PLS has primarily been shown to encourage savings among the financially vulnerable—a population that might otherwise spend these dollars on state lotteries. Save to Win—a PLS initiative that began in Michigan—has grown to include over 15,000 accounts and operates in four states (though it remains by far the largest in Michigan). Roughly 75 percent of enrollees are either asset poor (with $5,000 or less in financial assets); are low-to-moderate income (with $40,000 or less in household income); and/or not regular savers.

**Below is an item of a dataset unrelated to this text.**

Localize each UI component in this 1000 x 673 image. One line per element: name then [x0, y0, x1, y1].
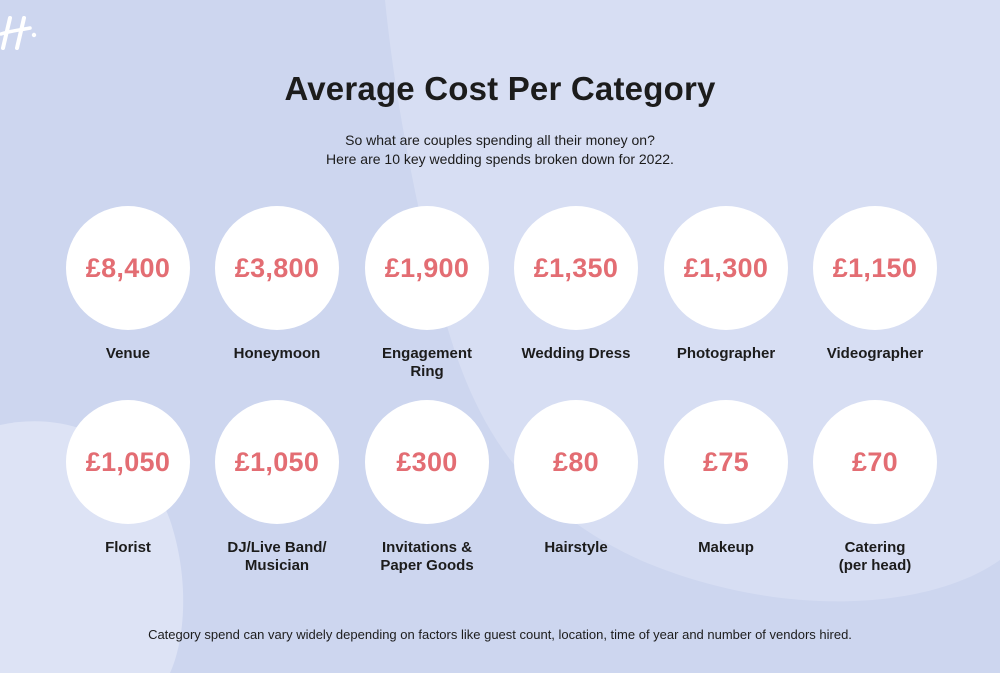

Unfortunately, many states have legal barriers that prevent financial institutions from offering PLS accounts. Indeed, PLS was recently illegal even at the federal level, with most financial institutions barred from running lotteries of any sort. The American Savings Promotion Act, a bipartisan bill introduced by Senators Jerry Moran (R-KS) and Sherrod Brown (D-OH), and signed into law in 2014, created an exception for savings promotion raffles conducted by banks and credit unions, which cleared federal barriers for institutions throughout the country to begin offering PLS accounts. While just 10 states have passed similar legislation, which means considerable hurdles still exist before PLS can become widespread, momentum is building.
Neither the lottery nor PLS accounts are appropriate retirement strategies for most Americans. But given the strong affinity that many have for lottery-type games, PLS represents a way to channel those desires in a responsible way and holds the promise of boosting savings among the financially vulnerable.